This example performs an analysis similar to the one in the "Getting Started" section of Chapter 60: The HPREG Procedure, where a linear regression model is fit. You can alternatively fit a regression tree to predict the salaries of Major League
Baseball players based on their performance measures from the previous season by using almost identical code. Regression trees
are piecewise constant models that, for relatively small data sets such as this, provide succinct summaries of how the predictors
determine the predictions. These models are usually easier to interpret than linear regression models. The Sashelp.Baseball
data set contains salary and performance information for Major League Baseball players (excluding pitchers) who played at
least one game in both the 1986 and 1987 seasons (Time Inc. 1987). The following statements create a regression tree model:
ods graphics on; proc hpsplit data=sashelp.baseball seed=123; class league division; model logSalary = nAtBat nHits nHome nRuns nRBI nBB yrMajor crAtBat crHits crHome crRuns crRbi crBB league division nOuts nAssts nError; output out=hpsplout; run;
By default, the tree is grown using the RSS criterion, and cost-complexity pruning with 10-fold cross validation is performed.
The OUTPUT
statement requests generation of the data set hpsplout
, which contains the predicted salary from the tree model for each observation.
Much of the output for a regression tree is identical to the output for a classification tree. Tables and plots where there are differences are displayed and discussed on the following pages.
Output 61.3.1 displays the full regression tree.
Output 61.3.1: Overview Diagram of Regression Tree
You can see from this diagram that the final selected tree has eight leaves. For a regression tree, the shade of the leaves
represents the predicted response value, which is the average observed logSalary
for the observations in that leaf. Node 3 has the lowest predicted response value, indicated by the lightest shade of blue,
and Node A has the highest, indicated by the dark shade.

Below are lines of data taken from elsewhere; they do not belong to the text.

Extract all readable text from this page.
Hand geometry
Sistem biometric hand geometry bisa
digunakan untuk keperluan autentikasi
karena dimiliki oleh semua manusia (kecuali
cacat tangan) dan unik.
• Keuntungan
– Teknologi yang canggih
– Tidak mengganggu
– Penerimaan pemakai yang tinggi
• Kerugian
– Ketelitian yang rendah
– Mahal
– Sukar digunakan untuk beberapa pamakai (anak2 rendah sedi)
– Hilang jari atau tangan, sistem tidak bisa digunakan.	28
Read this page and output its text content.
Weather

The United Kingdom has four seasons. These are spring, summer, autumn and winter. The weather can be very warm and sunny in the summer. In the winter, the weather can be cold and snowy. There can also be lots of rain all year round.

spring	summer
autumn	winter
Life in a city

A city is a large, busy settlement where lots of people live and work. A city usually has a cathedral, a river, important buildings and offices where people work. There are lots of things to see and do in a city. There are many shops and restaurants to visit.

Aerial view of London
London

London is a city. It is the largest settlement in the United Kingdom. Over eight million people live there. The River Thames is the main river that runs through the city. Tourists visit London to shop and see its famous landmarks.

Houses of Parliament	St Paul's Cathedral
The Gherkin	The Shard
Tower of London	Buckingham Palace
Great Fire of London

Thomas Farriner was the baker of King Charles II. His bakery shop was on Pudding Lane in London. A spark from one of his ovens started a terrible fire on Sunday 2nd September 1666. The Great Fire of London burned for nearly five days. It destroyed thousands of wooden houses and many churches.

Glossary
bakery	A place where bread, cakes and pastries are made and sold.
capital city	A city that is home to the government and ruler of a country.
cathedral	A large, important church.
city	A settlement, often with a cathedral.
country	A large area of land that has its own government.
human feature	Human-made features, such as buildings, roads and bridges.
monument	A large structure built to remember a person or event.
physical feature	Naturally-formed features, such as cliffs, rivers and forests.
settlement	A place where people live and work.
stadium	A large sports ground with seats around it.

Output 61.3.2 shows details of the tree.
Output 61.3.2: Detailed Diagram of Regression Tree
As with a classification tree, you can see split variables and values for a portion of the tree in this view. You can also see the exact predicted response value, which is the average observed response, in each node.

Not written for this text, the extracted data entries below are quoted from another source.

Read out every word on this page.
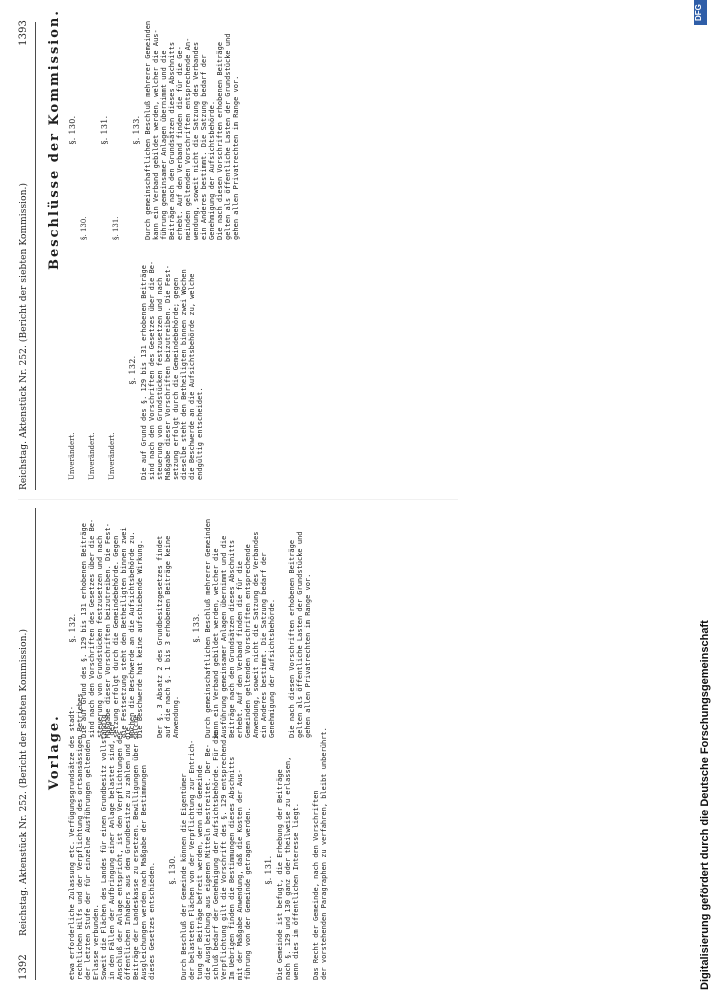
1392
Reichstag. Aktenstück Nr. 252. (Bericht der siebten Kommission.)
Reichstag. Aktenstück Nr. 252. (Bericht der siebten Kommission.)
1393
Vorlage.
Beschlüsse der Kommission.
etwa erforderliche Zulassung etc. Verfügungsgrundsätze des stadt- rechtlichen Hilfs und der Verpflichtung des ortsansässigen Betriebes der letzten Stufe der für einzelne Ausführungen geltenden Erlasse verbunden. Soweit die Flächen des Landes für einen Grundbesitz vollständig in den Fällen der Aufbringung einer Anlage belastet sind, der Anschluß der Anlage entspricht, ist den Verpflichtungen des öffentlichen Inhabers aus dem Grundbesitze zu zahlen und die Beiträge der Landeskasse zu ersetzen. Bewilligungen über solche Ausgleichungen werden nach Maßgabe der Bestimmungen dieses Gesetzes entschieden. §. 130. Durch Beschluß der Gemeinde können die Eigentümer der belasteten Flächen von der Verpflichtung zur Entrich- tung der Beiträge befreit werden, wenn die Gemeinde die Ausgleichung aus eigenen Mitteln bestreitet. Der Be- schluß bedarf der Genehmigung der Aufsichtsbehörde. Für die Verpflichtung gilt die Vorschrift des §. 129 entsprechend. Im Uebrigen finden die Bestimmungen dieses Abschnitts mit der Maßgabe Anwendung, daß die Kosten der Aus- führung von der Gemeinde getragen werden. §. 131. Die Gemeinde ist befugt, die Erhebung der Beiträge nach §. 129 und 130 ganz oder theilweise zu erlassen, wenn dies im öffentlichen Interesse liegt. Das Recht der Gemeinde, nach den Vorschriften der vorstehenden Paragraphen zu verfahren, bleibt unberührt.
§. 132. Die auf Grund des §. 129 bis 131 erhobenen Beiträge sind nach den Vorschriften des Gesetzes über die Be- steuerung von Grundstücken festzusetzen und nach Maßgabe dieser Vorschriften beizutreiben. Die Fest- setzung erfolgt durch die Gemeindebehörde. Gegen die Festsetzung steht den Betheiligten binnen zwei Wochen die Beschwerde an die Aufsichtsbehörde zu. Die Beschwerde hat keine aufschiebende Wirkung. Der §. 3 Absatz 2 des Grundbesitzgesetzes findet auf die nach §. 1 bis 3 erhobenen Beiträge keine Anwendung.
§. 133. Durch gemeinschaftlichen Beschluß mehrerer Gemeinden kann ein Verband gebildet werden, welcher die Ausführung gemeinsamer Anlagen übernimmt und die Beiträge nach den Grundsätzen dieses Abschnitts erhebt. Auf den Verband finden die für die Gemeinden geltenden Vorschriften entsprechende Anwendung, soweit nicht die Satzung des Verbandes ein Anderes bestimmt. Die Satzung bedarf der Genehmigung der Aufsichtsbehörde. Die nach diesen Vorschriften erhobenen Beiträge gelten als öffentliche Lasten der Grundstücke und gehen allen Privatrechten im Range vor.
Unverändert. Unverändert. Unverändert.
§. 132. Die auf Grund des §. 129 bis 131 erhobenen Beiträge sind nach den Vorschriften des Gesetzes über die Be- steuerung von Grundstücken festzusetzen und nach Maßgabe dieser Vorschriften beizutreiben. Die Fest- setzung erfolgt durch die Gemeindebehörde; gegen dieselbe steht den Betheiligten binnen zwei Wochen die Beschwerde an die Aufsichtsbehörde zu, welche endgültig entscheidet.
§. 130.
§. 130.
§. 131.
§. 131.
§. 133. Durch gemeinschaftlichen Beschluß mehrerer Gemeinden kann ein Verband gebildet werden, welcher die Aus- führung gemeinsamer Anlagen übernimmt und die Beiträge nach den Grundsätzen dieses Abschnitts erhebt. Auf den Verband finden die für die Ge- meinden geltenden Vorschriften entsprechende An- wendung, soweit nicht die Satzung des Verbandes ein Anderes bestimmt. Die Satzung bedarf der Genehmigung der Aufsichtsbehörde. Die nach diesen Vorschriften erhobenen Beiträge gelten als öffentliche Lasten der Grundstücke und gehen allen Privatrechten im Range vor.
DFG
Digitalisierung gefördert durch die Deutsche Forschungsgemeinschaft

The confusion matrix is omitted from the output when you are modeling a regression tree because it is relevant only for a categorical response.
Output 61.3.3 displays fit statistics for the final regression tree.

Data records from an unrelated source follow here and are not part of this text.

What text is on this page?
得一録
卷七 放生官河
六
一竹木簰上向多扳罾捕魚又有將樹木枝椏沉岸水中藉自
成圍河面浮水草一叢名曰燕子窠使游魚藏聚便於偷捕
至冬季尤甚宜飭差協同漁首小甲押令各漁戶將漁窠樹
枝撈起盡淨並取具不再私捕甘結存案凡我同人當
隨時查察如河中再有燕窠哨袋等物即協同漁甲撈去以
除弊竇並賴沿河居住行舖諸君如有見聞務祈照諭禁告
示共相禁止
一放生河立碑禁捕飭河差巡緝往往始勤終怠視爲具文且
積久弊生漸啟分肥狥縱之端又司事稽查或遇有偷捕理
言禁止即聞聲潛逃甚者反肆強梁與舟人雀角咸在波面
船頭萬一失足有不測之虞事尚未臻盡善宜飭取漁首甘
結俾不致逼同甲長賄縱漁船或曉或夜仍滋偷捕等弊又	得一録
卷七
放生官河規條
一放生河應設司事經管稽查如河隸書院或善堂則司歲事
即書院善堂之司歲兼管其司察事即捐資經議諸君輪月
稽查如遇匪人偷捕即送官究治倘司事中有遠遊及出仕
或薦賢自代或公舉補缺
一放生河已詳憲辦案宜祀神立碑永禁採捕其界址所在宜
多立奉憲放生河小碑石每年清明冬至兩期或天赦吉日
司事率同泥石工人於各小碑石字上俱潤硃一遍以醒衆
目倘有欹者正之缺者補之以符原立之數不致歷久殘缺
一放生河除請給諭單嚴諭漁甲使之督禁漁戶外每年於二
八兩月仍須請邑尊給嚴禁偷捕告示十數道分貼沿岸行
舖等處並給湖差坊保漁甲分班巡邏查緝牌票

Output 61.3.3: Regression Tree Performance
Note that this table contains different statistics from those included for a classification tree. The ASE and RSS are reported here to help you assess the model fit. You could also use the CVMODELFIT option in the PROC HPSPLIT statement to obtain the cross validated fit statistics, as with a classification tree.
Output 61.3.4 shows the hpsplout
data set that is created by using the OUTPUT
statement and contains the first 10 observations of the predicted log-transformed salaries for each player in Sashelp.Baseball
based on the regression tree model.
Output 61.3.4: Scored Predictor Data Set
The variable P_logSalary
contains the predicted salaries on the log scale. Note that all observations in the same leaf have the same predicted response.
The OUT= data set can contain additional variables from the DATA= data set if you specify them in the ID
statement.